Zeek Earl: … our angle into science-fiction was perhaps a bit unique in the sense that it’s debatable, depending on how you define science-fiction, whether you would even call Prospect a science-fiction film. There’s a lot of western influences that came out of the locations we wanted to shoot in, and telling a story that’s set on the frontier and in the wilderness. We’re not using science-fiction to express some futuristic concept or big technological gimmick – we wanted to create a very rich backdrop to tell a relatively intimate character story.

At its heart, Prospect is a coming of age story for this teenage girl in this survival situation. We’re use to the big touchstones like Star Wars, where it’s about fighting over the state of the universe. One of the things we wanted to intentionally do was to explore relative “nobodys” in a universe that would as big as say Star Wars, and just focus on these smaller, personal and individual character moments.

Picking up on your point that Prospect is a coming of age film, which is all about transformation, filmmaker Christoph Behl remarked to me: “You are evolving, and after the film, you are not the same person as you were before.” Do you think there is a transformative aspect to the creative process?

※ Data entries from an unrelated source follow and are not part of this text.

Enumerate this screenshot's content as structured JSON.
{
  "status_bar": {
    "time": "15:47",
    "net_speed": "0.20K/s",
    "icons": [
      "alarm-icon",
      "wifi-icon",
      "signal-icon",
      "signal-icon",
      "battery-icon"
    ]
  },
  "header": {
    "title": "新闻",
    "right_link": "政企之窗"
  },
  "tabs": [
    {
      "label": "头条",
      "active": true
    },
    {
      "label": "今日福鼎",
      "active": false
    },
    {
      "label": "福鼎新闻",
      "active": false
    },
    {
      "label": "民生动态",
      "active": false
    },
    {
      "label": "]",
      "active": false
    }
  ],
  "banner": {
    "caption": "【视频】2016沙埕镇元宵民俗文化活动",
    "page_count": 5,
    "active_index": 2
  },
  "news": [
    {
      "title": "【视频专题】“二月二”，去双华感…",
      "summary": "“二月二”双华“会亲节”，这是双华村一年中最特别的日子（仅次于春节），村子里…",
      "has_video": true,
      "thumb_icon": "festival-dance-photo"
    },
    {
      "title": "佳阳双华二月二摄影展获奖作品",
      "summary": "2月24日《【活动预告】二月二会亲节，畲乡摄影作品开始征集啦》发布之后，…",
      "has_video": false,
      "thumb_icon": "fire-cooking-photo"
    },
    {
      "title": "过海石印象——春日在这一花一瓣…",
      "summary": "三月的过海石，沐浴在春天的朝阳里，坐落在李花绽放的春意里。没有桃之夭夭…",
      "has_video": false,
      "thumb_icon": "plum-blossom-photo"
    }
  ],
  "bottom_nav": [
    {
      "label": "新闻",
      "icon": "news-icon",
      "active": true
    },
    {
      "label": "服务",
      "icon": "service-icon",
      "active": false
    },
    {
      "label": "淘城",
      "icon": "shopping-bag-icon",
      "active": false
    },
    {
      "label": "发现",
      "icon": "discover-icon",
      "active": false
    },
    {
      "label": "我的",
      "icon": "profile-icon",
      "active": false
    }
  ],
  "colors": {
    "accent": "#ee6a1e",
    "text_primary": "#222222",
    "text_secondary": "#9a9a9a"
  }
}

Zeek Earl: It’s almost hard to distill because we’ve been working on this project the majority of our adult lives – from the short film to the feature film, probably six or seven years. And I absolutely think it has informed and shaped us because it has been our film school. Neither of us went to film school, we both learned the craft through the process of this project, and we came in with all sorts of crazy ideas — some of them worked and a lot of them didn’t. I feel like my perspective on cinema has distilled, and it has definitely been a process of figuring out what is important to me, and what I want us to do next.

Christopher Caldwell: … We’re up in Seattle, Washington, and the film industry is pretty small, so we’re relatively untethered from the hubs of the industry. One of the side effects of that is we didn’t have conventional wisdom to tell us not to do certain things, and very quickly, once we got into production we didn’t realise how wildly ambitious some of the things we were trying to do were, especially at our budget level. A lot of that could be attributed to ignorance, but at the end of the day I’m very glad that we took the bigger swing and if anything, it’s definitely a calibration process. You gain wisdom and you learn how to be more effective, but there’s a spirit to that overreaching that I think we still want to ride out in our next projects.